Джозеф почувствовал, сколько горечи в словах «ещё-пока-не-президента». А когда разговор коснулся не только сецессии, но и возможной войны, Авраам признался:
— Я перечитал молитву в Гефсиманском саду, в которой Сын Божий в отчаянии просит Создателя: «Да минует Меня чаша сия!» — и чувствую себя будто в Гефсиманском саду, и моя горькая чаша полна до краёв…
Гиллеспи вспоминал, как он принялся утешать друга, говоря, что хотя Моление о чаше и осталось без ответа, страдания, которые Иисус просил отвратить от него, привели к переходу от язычества к христианству, что принесённые жертвы оказались не напрасными… Тогда ему показалось, что он хотя бы немного успокоил взволнованную душу друга. Но годы спустя Гиллеспи осознал, что слова о жертвах и страданиях оказались пророческими.
Прощаясь, Авраам припомнил давнюю историю: «Джо, думаю, ты не забыл то судебное заседание в графстве Монтгомери, когда твой напарник уже во вступительной речи угробил всё ваше дело. Я видел, как ты пытался исправить ситуацию и подавал коллеге всевозможные знаки, но не смог его остановить. Теперь примерно та же ситуация между мной и президентом Бьюкененом. Он заваливает всё дело, а я ничего не могу сказать и остановить его тоже не могу… Спокойной ночи!»
А волны гостей, любопытных зевак («интересно, как он относится к посетителям?»), дальних знакомых и знакомых дальних знакомых с равномерностью и неуклонностью прибоя накатывались к дверям кабинета будущего президента.
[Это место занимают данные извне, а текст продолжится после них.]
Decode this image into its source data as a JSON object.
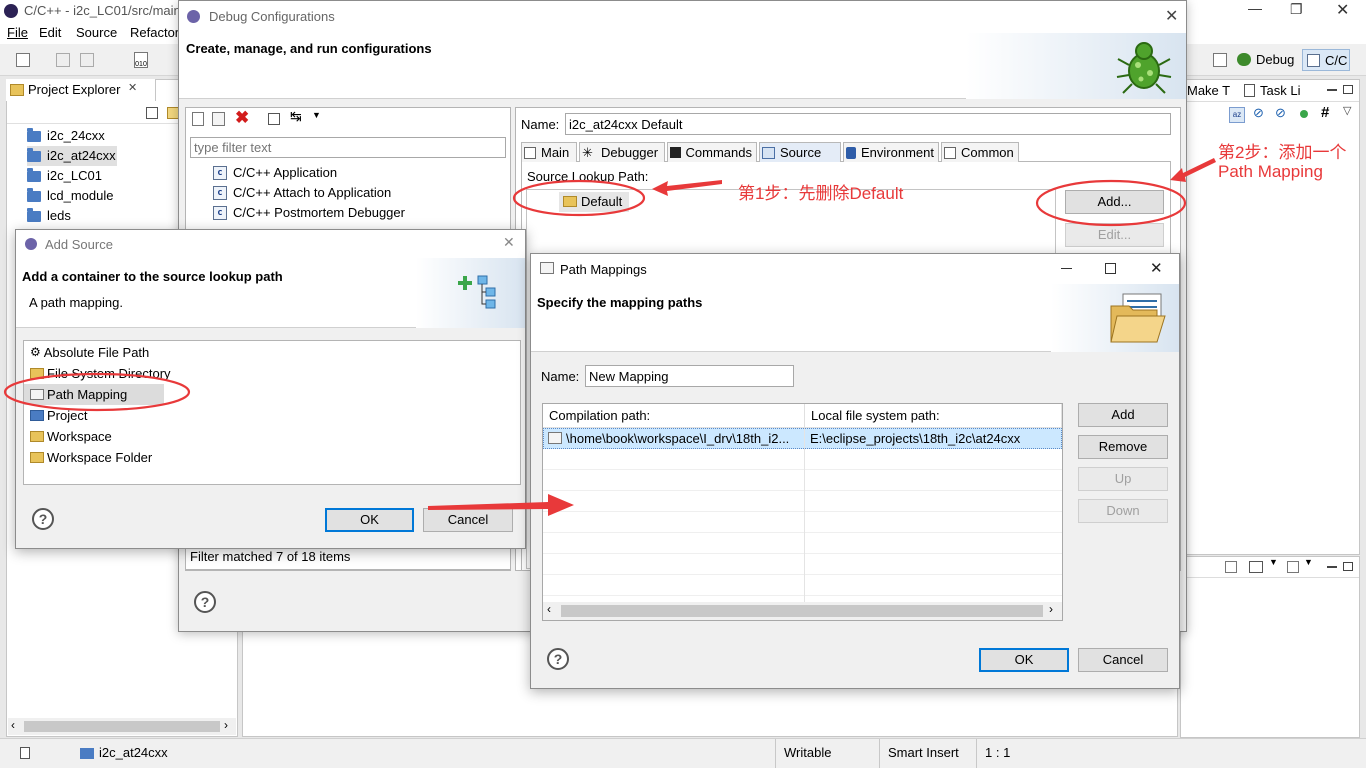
{
  "workbench": {
    "window_title": "C/C++ - i2c_LC01/src/main",
    "menus": [
      "File",
      "Edit",
      "Source",
      "Refactor"
    ],
    "perspectives": {
      "debug": "Debug",
      "cc": "C/C"
    },
    "explorer_tab": "Project Explorer",
    "projects": [
      "i2c_24cxx",
      "i2c_at24cxx",
      "i2c_LC01",
      "lcd_module",
      "leds"
    ],
    "right_tabs": {
      "make": "Make T",
      "task": "Task Li"
    },
    "status": {
      "selected_project": "i2c_at24cxx",
      "writable": "Writable",
      "insert_mode": "Smart Insert",
      "position": "1 : 1"
    }
  },
  "debug_dialog": {
    "title": "Debug Configurations",
    "banner_text": "Create, manage, and run configurations",
    "filter_placeholder": "type filter text",
    "config_types": [
      "C/C++ Application",
      "C/C++ Attach to Application",
      "C/C++ Postmortem Debugger"
    ],
    "filter_status": "Filter matched 7 of 18 items",
    "name_label": "Name:",
    "name_value": "i2c_at24cxx Default",
    "tabs": [
      "Main",
      "Debugger",
      "Commands",
      "Source",
      "Environment",
      "Common"
    ],
    "active_tab": "Source",
    "source_lookup_label": "Source Lookup Path:",
    "source_entries": [
      "Default"
    ],
    "buttons": {
      "add": "Add...",
      "edit": "Edit..."
    }
  },
  "add_source_dialog": {
    "title": "Add Source",
    "heading": "Add a container to the source lookup path",
    "description": "A path mapping.",
    "items": [
      "Absolute File Path",
      "File System Directory",
      "Path Mapping",
      "Project",
      "Workspace",
      "Workspace Folder"
    ],
    "selected_item": "Path Mapping",
    "ok": "OK",
    "cancel": "Cancel"
  },
  "path_mappings_dialog": {
    "title": "Path Mappings",
    "heading": "Specify the mapping paths",
    "name_label": "Name:",
    "name_value": "New Mapping",
    "columns": [
      "Compilation path:",
      "Local file system path:"
    ],
    "rows": [
      {
        "compilation": "\\home\\book\\workspace\\I_drv\\18th_i2...",
        "local": "E:\\eclipse_projects\\18th_i2c\\at24cxx"
      }
    ],
    "buttons": {
      "add": "Add",
      "remove": "Remove",
      "up": "Up",
      "down": "Down",
      "ok": "OK",
      "cancel": "Cancel"
    }
  },
  "annotations": {
    "step1": "第1步：先删除Default",
    "step2_line1": "第2步：添加一个",
    "step2_line2": "Path Mapping",
    "color": "#e8393a"
  }
}
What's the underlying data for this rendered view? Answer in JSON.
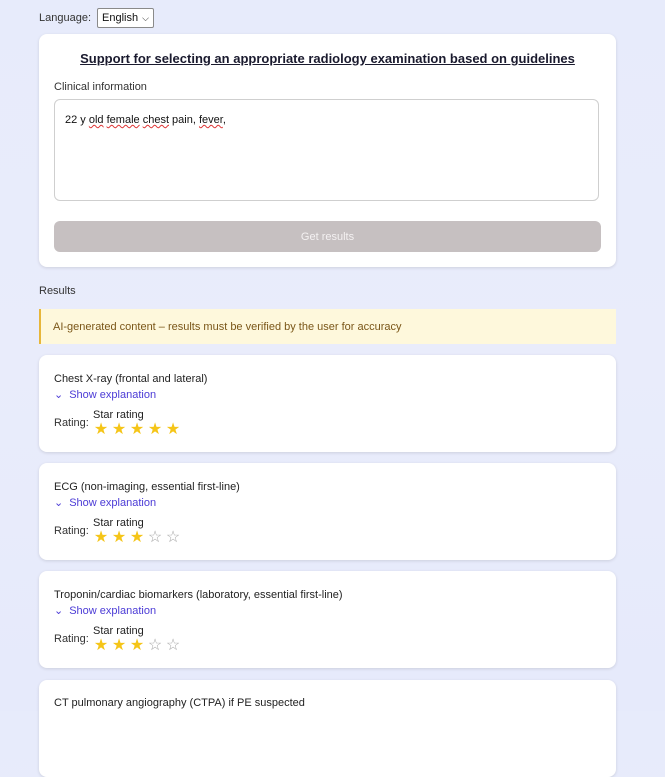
{
  "language": {
    "label": "Language:",
    "selected": "English"
  },
  "form": {
    "title": "Support for selecting an appropriate radiology examination based on guidelines",
    "clinical_label": "Clinical information",
    "clinical_text_parts": [
      "22 y ",
      "old",
      " ",
      "female",
      " ",
      "chest",
      " pain, ",
      "fever",
      ","
    ],
    "button_label": "Get results"
  },
  "results": {
    "heading": "Results",
    "warning": "AI-generated content – results must be verified by the user for accuracy",
    "items": [
      {
        "name": "Chest X-ray (frontal and lateral)",
        "show_explanation": "Show explanation",
        "rating_label": "Rating:",
        "star_label": "Star rating",
        "stars": 5
      },
      {
        "name": "ECG (non-imaging, essential first-line)",
        "show_explanation": "Show explanation",
        "rating_label": "Rating:",
        "star_label": "Star rating",
        "stars": 3
      },
      {
        "name": "Troponin/cardiac biomarkers (laboratory, essential first-line)",
        "show_explanation": "Show explanation",
        "rating_label": "Rating:",
        "star_label": "Star rating",
        "stars": 3
      },
      {
        "name": "CT pulmonary angiography (CTPA) if PE suspected"
      }
    ],
    "max_stars": 5
  },
  "colors": {
    "star_full": "#f5c518",
    "link": "#4b3bd6",
    "button_disabled": "#c6c0c1",
    "warning_bg": "#fef8dc"
  }
}
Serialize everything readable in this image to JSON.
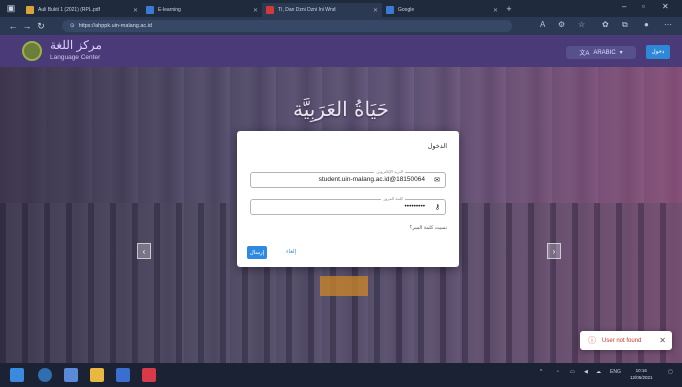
{
  "browser": {
    "tabs": [
      {
        "label": "Auli Bukti 1 (2021) (RPL.pdf",
        "color": "#d9a53a"
      },
      {
        "label": "E-learning",
        "color": "#3a7bd5"
      },
      {
        "label": "TI, Dan Dzni Dzni Ini Wnd",
        "color": "#d23a3a"
      },
      {
        "label": "Google",
        "color": "#3a7bd5"
      }
    ],
    "url": "https://ahppk.uin-malang.ac.id"
  },
  "site": {
    "logo_arabic": "مركز اللغة",
    "logo_english": "Language Center",
    "language_selector": "ARABIC",
    "login_button": "دخول",
    "hero_title": "حَيَاةُ العَرَبِيَّة",
    "accent_color": "#4a3a78"
  },
  "modal": {
    "title": "الدخول",
    "email_label": "البريد الإلكتروني",
    "email_value": "student.uin-malang.ac.id@18150064",
    "password_label": "كلمة المرور",
    "password_value": "•••••••••",
    "forgot_link": "نسيت كلمة السر؟",
    "send_button": "إرسال",
    "cancel_link": "إلغاء"
  },
  "toast": {
    "message": "User not found",
    "close": "✕"
  },
  "taskbar": {
    "language": "ENG",
    "time": "10:16",
    "date": "12/05/2021"
  }
}
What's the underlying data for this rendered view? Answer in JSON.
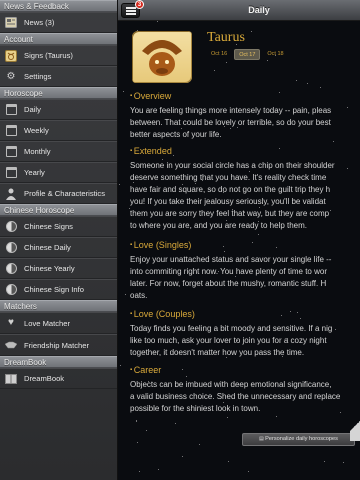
{
  "sidebar": {
    "sections": [
      {
        "header": "News & Feedback",
        "items": [
          {
            "label": "News (3)",
            "icon": "news-icon"
          }
        ]
      },
      {
        "header": "Account",
        "items": [
          {
            "label": "Signs (Taurus)",
            "icon": "signs-icon"
          },
          {
            "label": "Settings",
            "icon": "gear-icon"
          }
        ]
      },
      {
        "header": "Horoscope",
        "items": [
          {
            "label": "Daily",
            "icon": "calendar-icon"
          },
          {
            "label": "Weekly",
            "icon": "calendar-icon"
          },
          {
            "label": "Monthly",
            "icon": "calendar-icon"
          },
          {
            "label": "Yearly",
            "icon": "calendar-icon"
          },
          {
            "label": "Profile & Characteristics",
            "icon": "person-icon"
          }
        ]
      },
      {
        "header": "Chinese Horoscope",
        "items": [
          {
            "label": "Chinese Signs",
            "icon": "yin-yang-icon"
          },
          {
            "label": "Chinese Daily",
            "icon": "yin-yang-icon"
          },
          {
            "label": "Chinese Yearly",
            "icon": "yin-yang-icon"
          },
          {
            "label": "Chinese Sign Info",
            "icon": "yin-yang-icon"
          }
        ]
      },
      {
        "header": "Matchers",
        "items": [
          {
            "label": "Love Matcher",
            "icon": "heart-icon"
          },
          {
            "label": "Friendship Matcher",
            "icon": "handshake-icon"
          }
        ]
      },
      {
        "header": "DreamBook",
        "items": [
          {
            "label": "DreamBook",
            "icon": "book-icon"
          }
        ]
      }
    ]
  },
  "topbar": {
    "title": "Daily",
    "badge": "3"
  },
  "sign": {
    "name": "Taurus",
    "dates": [
      "Oct 16",
      "Oct 17",
      "Oct 18"
    ],
    "selected_date": "Oct 17"
  },
  "sections": [
    {
      "title": "Overview",
      "lines": [
        "You are feeling things more intensely today -- pain, pleas",
        "between. That could be lovely or terrible, so do your best",
        "better aspects of your life."
      ]
    },
    {
      "title": "Extended",
      "lines": [
        "Someone in your social circle has a chip on their shoulder",
        "deserve something that you have. It's reality check time",
        "have fair and square, so do not go on the guilt trip they h",
        "you! If you take their jealousy seriously, you'll be validat",
        "them you are sorry they feel that way, but they are comp",
        "to where you are, and you are ready to help them."
      ]
    },
    {
      "title": "Love (Singles)",
      "lines": [
        "Enjoy your unattached status and savor your single life --",
        "into commiting right now. You have plenty of time to wor",
        "later. For now, forget about the mushy, romantic stuff. H",
        "oats."
      ]
    },
    {
      "title": "Love (Couples)",
      "lines": [
        "Today finds you feeling a bit moody and sensitive. If a nig",
        "like too much, ask your lover to join you for a cozy night",
        "together, it doesn't matter how you pass the time."
      ]
    },
    {
      "title": "Career",
      "lines": [
        "Objects can be imbued with deep emotional significance,",
        "a valid business choice. Shed the unnecessary and replace",
        "possible for the shiniest look in town."
      ]
    }
  ],
  "personalize_label": "Personalize daily horoscopes",
  "colors": {
    "accent_gold": "#d9a93a",
    "sidebar_bg": "#2f3033",
    "section_header_bg": "#7d8085",
    "content_bg": "#0a0c10"
  }
}
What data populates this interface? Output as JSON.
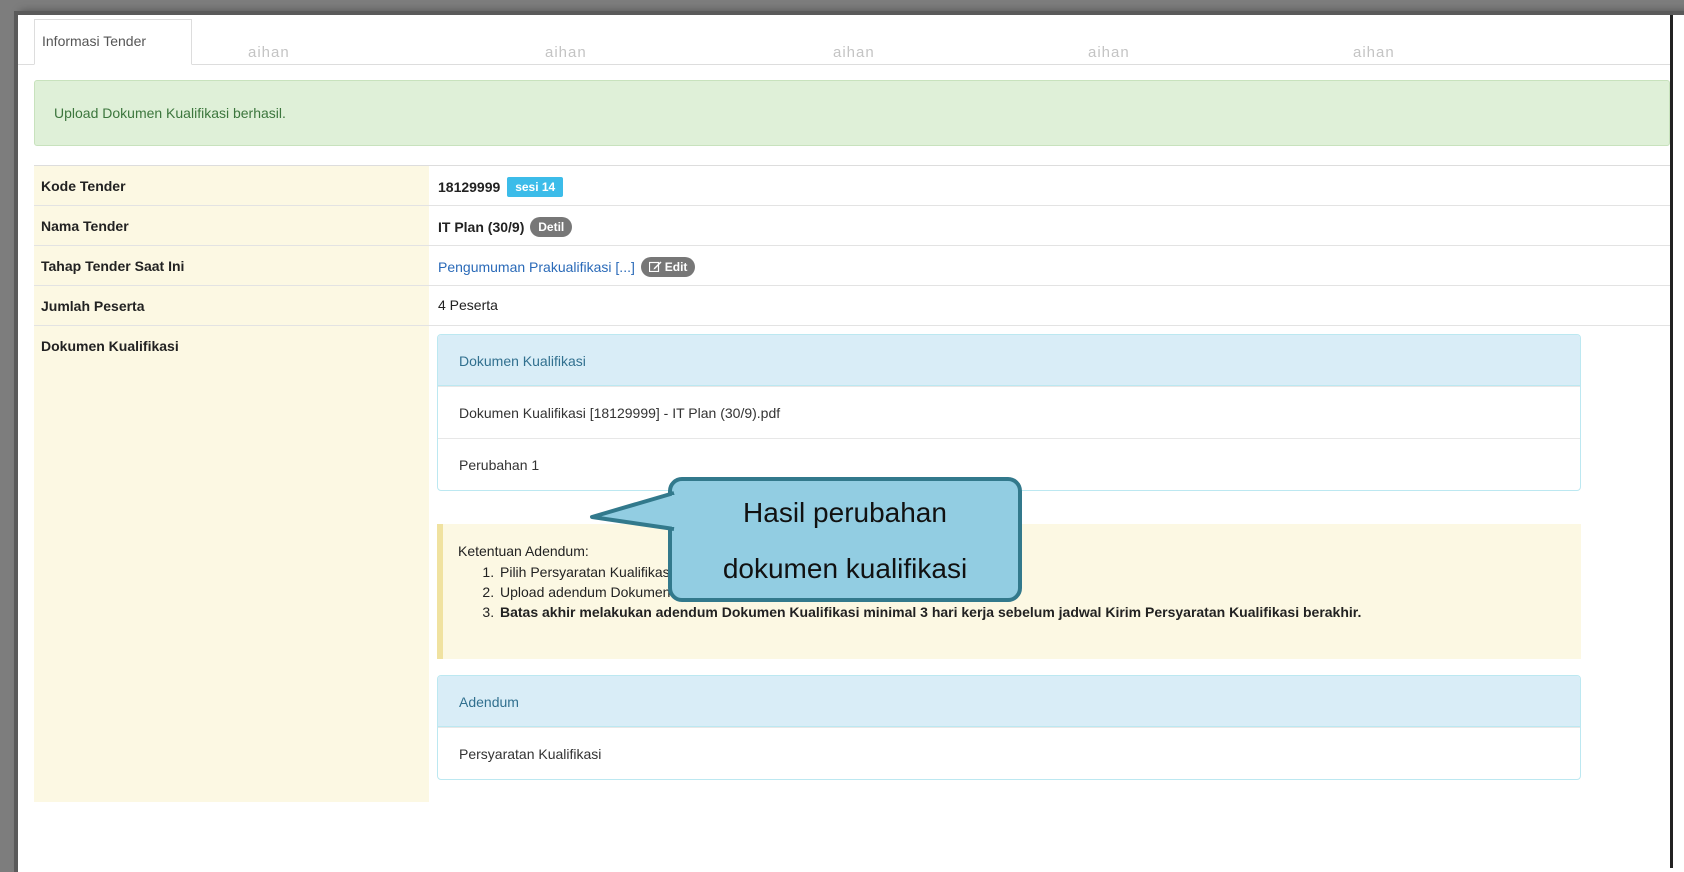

Число посетителей было таково, что в качестве временных гостиниц стали использовать пассажирские вагоны. В том же кабинете, что был предоставлен губернатором кандидату в президенты Линкольну, «пока-ещё-не-президент» принимал посетителей с десяти часов до полудня и с трёх до половины пятого («без каких-либо формальностей вроде предварительного вручения визитных карточек»
).
Он старался быть одинаково внимательным ко всем, будь то ватага сельских работников в домотканых штанах (пришли, пробрались сквозь толпу, пожали руку своему Эйбу и тут же ушли) или храбрый сецессионист из штата Миссисипи, явившийся с вызывающей синей кокардой, эмблемой сецессии, и ушедший с подписанным сборником дебатов Линкольна и Дугласа. Самыми назойливыми были искатели должностей. «Нью-Йоркский вестник» иронизировал: «Сюда приехал Е. Коуч с желанием получить любую должность, за которую хорошо платят. Дж. Бронсон тоже приехал сюда, но сам не знает, чего хочет; а вот Г. Вуд знает, чего хочет: чего-нибудь».